If there is a return calculated into this, how is it measured? Does a tangible return need to be apparent within a certain timeframe, e.g. 5, 10, 20 or 50 years and some economic or social gain derived thereof or is it an intangible return, i.e. more scientific knowledge is of value per se? Who is balancing the ‘books’ and how?

Given there are issues with the privatisation of pharmaceutical, genetic or biotechnological research, i.e. the derivation of private and/or public good, how does the mishmash of private/public funding work to advance scientific knowledge overall?

No doubt there are economic models and theories that weigh the interests of private/public economic gain. When is it beneficial for an area of research and development to be publicly shared? Is it only when it is to solve a problem that once cracked everyone then gains (or scrabbles to market) when a solution is found? At the point it becomes beneficial for the intellectual property embedded in research and development to be locked down and thence exclusively privately funded and exploited. Not only does this strike as an economic debate it is conceivably a political and philosophical one. Sometimes benefits are not that easy to estimate let alone measure or value, i.e. only possible retrospectively so or in value laden statements, not numbers. It comes down to perceived risk and shared and competing interests potentially.

An example comes to mind with the cooperation between scientists in many countries to develop vaccines to immunise against virus epidemics (problem solved). These new vaccines are then packaged up (commoditised) and sold. The human genome project is another obvious recent example.

The human genome project underwent some wrestling of private and public interests, but ended up being a shared public venture. There are considerable spin offs commercially as a result of the public investment by public and private funded research institutes.

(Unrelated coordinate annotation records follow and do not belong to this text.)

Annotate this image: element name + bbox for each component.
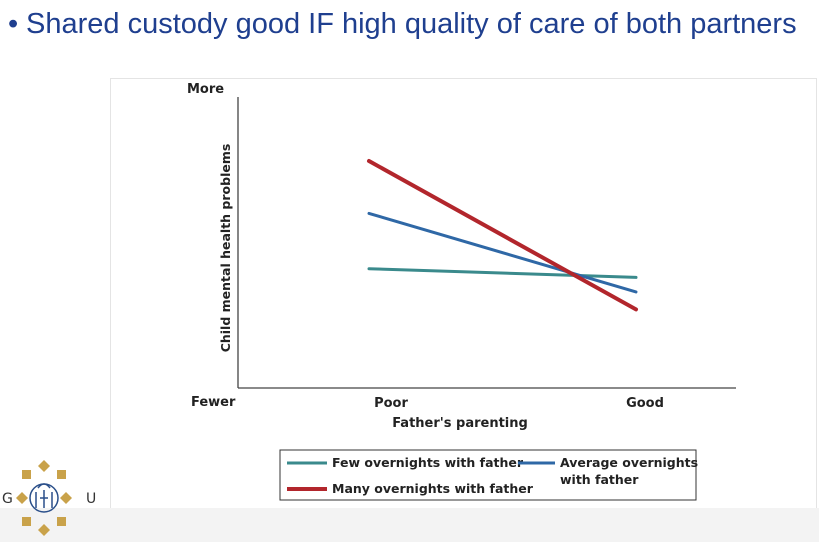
university-logo: G U	[0, 452, 110, 542]
chart-figure: More Fewer Child mental health problems …	[110, 78, 817, 520]
slide-footer-band	[0, 508, 819, 542]
logo-letter-g: G	[2, 491, 13, 507]
x-axis-label: Father's parenting	[392, 416, 528, 431]
legend-label-many: Many overnights with father	[332, 481, 534, 496]
bullet-point: •	[8, 8, 19, 40]
y-axis-label: Child mental health problems	[218, 144, 233, 353]
legend-box	[279, 449, 697, 501]
series-line-many-overnights	[367, 159, 638, 312]
logo-letter-u: U	[86, 491, 96, 507]
slide-title-text: Shared custody good IF high quality of c…	[26, 8, 797, 40]
series-group	[367, 159, 638, 312]
series-line-average-overnights	[367, 211, 638, 294]
logo-emblem: G U	[2, 460, 96, 536]
slide-title: • Shared custody good IF high quality of …	[8, 8, 797, 41]
legend-label-average-2: with father	[560, 472, 639, 487]
legend-label-average-1: Average overnights	[560, 455, 698, 470]
y-top-label: More	[187, 82, 224, 97]
legend: Few overnights with father Average overn…	[279, 449, 698, 501]
x-tick-label-good: Good	[626, 396, 664, 411]
line-chart: More Fewer Child mental health problems …	[187, 82, 736, 501]
y-bottom-label: Fewer	[191, 395, 236, 410]
legend-label-few: Few overnights with father	[332, 455, 524, 470]
series-line-few-overnights	[367, 267, 638, 279]
x-tick-label-poor: Poor	[374, 396, 408, 411]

Every year researchers/experts/academics gnash their teeth over who has scored funding from the public purse. It is potentially a different experience to lose out to a competitor when pitching for private funds, the argument being very clearly and cleanly about return on investment in net profit terms. Whoever can demonstrate the better financial return is more likely to win the investment. It becomes more complex when the return on investment is less clearly defined and is a ‘public good’; unless of course, what follows on from that is further scientific development that might then provide economic return. When it comes to public funding though, there is ostensibly some balance of tangible and intangible returns to benefit the community.

So, back to physics: is this one of those areas of research that has just lost political favour; is it that the link between what is being researched and what benefits might come from it no longer hold their weight in comparison to other areas of science; or is it just that the return on investment hasn’t come quickly enough; is it that the funding is just too vast and seems frivolous when there is a rise in genetics or climate change research? Perhaps it is a combination of these factors and aspects of competition just as much as collaboration.

Does make one wonder though, that if there has been such strong international buy-in by the physics and astronomical research communities (and its funding bodies) why are two of the larger developed economies are stepping back from it? Is it because the “new frontiers” of genetics and climate change offer more immediate return (market opportunities and political support) or is has the attitude to the intangible benefits of expanding scientific horizons shifted and are physicists and astronomers being called to account?